Now I mostly I write in a notebook, away from the house. Later, I type what I wrote, print it out, and take it with my notebook the next time I write. I know people who write an entire draft longhand, then type, but I’ve never tried it.

I use a fountain pen, although I can also use other pens without my words falling apart.

Non-computer user Howard Waldrop has an occasional blog on the Small Beer Press web site. Here he talks about the fountain pens he uses.

I have three fountain pens: Parker (top), Rotring—the fun one (left), and Waterman—the nice one (right). I rarely use the Waterman, which is a mistake because it wants to be used. It’s a nice pen, and I’m afraid of losing it if I take it out. I did lose my Parker but replaced it via eBay. I bought the original Parker from the Pen Guy for $10. It was a closeout that he thought I needed (and he was right). The last time I remember having it was at the Flight Path Cafe in Austin, a day after the 2006 World Fantasy Convention, and a day before meeting Howard for coffee.

A wine rep who sells to the Emporium in Yellow Springs is also a collector of vintage fountain pens. He is unimpressed by my modern pens, even the Waterman. I’m interested in the more finely-crafted vintage instruments and might like to own one some day, but I’m happy with what I have.

World Fantasy Wrap-up

Anyone expecting a convention report from me during or even right after a convention should look at my never-quite-caught-up New York trip report here. Immediate reporting is not the forte of the department of laconic writing. I’m still trying to figure out what to say about J.G. Ballard’s death in April.

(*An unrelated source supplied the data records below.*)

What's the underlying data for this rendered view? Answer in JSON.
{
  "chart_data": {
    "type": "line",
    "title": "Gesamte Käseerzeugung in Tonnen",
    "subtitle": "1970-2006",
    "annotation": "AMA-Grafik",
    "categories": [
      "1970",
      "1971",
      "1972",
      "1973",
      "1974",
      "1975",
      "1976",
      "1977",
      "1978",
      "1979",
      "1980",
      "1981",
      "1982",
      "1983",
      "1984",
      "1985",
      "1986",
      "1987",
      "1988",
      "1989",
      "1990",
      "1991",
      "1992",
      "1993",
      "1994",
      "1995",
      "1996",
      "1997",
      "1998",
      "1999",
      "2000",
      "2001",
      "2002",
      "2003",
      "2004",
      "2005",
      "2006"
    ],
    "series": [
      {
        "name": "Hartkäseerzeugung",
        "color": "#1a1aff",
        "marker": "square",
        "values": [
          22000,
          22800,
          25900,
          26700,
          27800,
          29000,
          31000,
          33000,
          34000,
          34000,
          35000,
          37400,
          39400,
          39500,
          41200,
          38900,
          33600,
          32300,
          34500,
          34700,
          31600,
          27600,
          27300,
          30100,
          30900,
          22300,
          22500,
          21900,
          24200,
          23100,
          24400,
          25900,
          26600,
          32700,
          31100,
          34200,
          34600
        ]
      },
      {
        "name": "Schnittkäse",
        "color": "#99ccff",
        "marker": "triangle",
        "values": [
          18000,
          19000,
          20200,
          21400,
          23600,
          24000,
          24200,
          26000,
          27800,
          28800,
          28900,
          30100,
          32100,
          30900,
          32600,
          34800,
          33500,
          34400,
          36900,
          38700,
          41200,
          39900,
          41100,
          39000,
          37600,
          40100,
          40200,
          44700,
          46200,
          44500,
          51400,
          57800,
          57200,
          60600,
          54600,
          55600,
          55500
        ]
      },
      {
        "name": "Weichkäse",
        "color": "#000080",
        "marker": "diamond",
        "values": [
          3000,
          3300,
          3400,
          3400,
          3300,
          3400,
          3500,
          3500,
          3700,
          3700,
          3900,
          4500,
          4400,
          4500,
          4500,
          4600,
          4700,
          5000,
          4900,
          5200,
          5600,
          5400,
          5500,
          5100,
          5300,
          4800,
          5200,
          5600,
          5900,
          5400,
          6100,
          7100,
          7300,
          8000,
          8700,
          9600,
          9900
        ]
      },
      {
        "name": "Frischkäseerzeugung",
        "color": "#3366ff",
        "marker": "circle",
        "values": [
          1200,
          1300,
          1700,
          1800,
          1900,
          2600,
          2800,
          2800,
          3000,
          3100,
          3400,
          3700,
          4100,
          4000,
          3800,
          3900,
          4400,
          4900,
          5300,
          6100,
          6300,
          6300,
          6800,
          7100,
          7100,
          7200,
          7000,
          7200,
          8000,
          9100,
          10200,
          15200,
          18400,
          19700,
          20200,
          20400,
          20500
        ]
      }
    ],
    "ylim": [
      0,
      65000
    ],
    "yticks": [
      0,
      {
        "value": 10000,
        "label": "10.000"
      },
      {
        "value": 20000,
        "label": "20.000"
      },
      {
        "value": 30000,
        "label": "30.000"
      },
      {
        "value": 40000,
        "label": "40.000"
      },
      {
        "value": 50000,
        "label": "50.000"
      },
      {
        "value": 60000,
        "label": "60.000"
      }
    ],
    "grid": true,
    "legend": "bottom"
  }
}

World Fantasy 2009 PR 2_FINAL_WEB

I hadn’t been to World Fantasy in three years. It’s a convention that I always enjoy, but this year’s felt larger and less comfortable than I remembered, maybe because the hotel floor that housed the events was a confusing labyrinth, and also because my getting there was difficult and I never felt caught up on sleep.  There were people I knew would be there and had even communicated with ahead of time, but never saw them.  But I did see a lot of old friends, including people from my Clarion West ’97 class, with whom I can always slip into easy familiarity. As usual, I spent much of my time sitting around talking to people about writing.

The highlight was meeting Zoran Zivkovic in person, after having corresponded via email for several years. I also got to meet Jill Roberts, from Tachyon, for whom I did interior design and layout for Carol Emshwiller’s novel, The Secret City.

The book bag contained some gems, including Leigh Brackett’s Sword of Rhiannon (which was the perfect read for the long flight home), and Tom Disch’s The Wall of America and The Word of God, from Tachyon. And some less desired objects, which I donated to the discard table.

My only scheduled event was a reading Friday morning. I read from The Painting and the City, a shorter version what I’ve been reading. I missed having Brady’s guitar-playing, but maybe next year in Columbus he can accompany me.

My friend Ben, from Texas, who’s now living in San Francisco and whom I hadn’t seen in five years, came over to San Jose for the evening on Friday; we had mediocre fish and chips with jazz combo at a place near the hotel. There was a small Vietnamese neighborhood a few blocks away with several excellent restaurants, which I unfortunately didn’t discover till Saturday afternoon.

And next year’s World Fantasy is an hour’s drive from my house.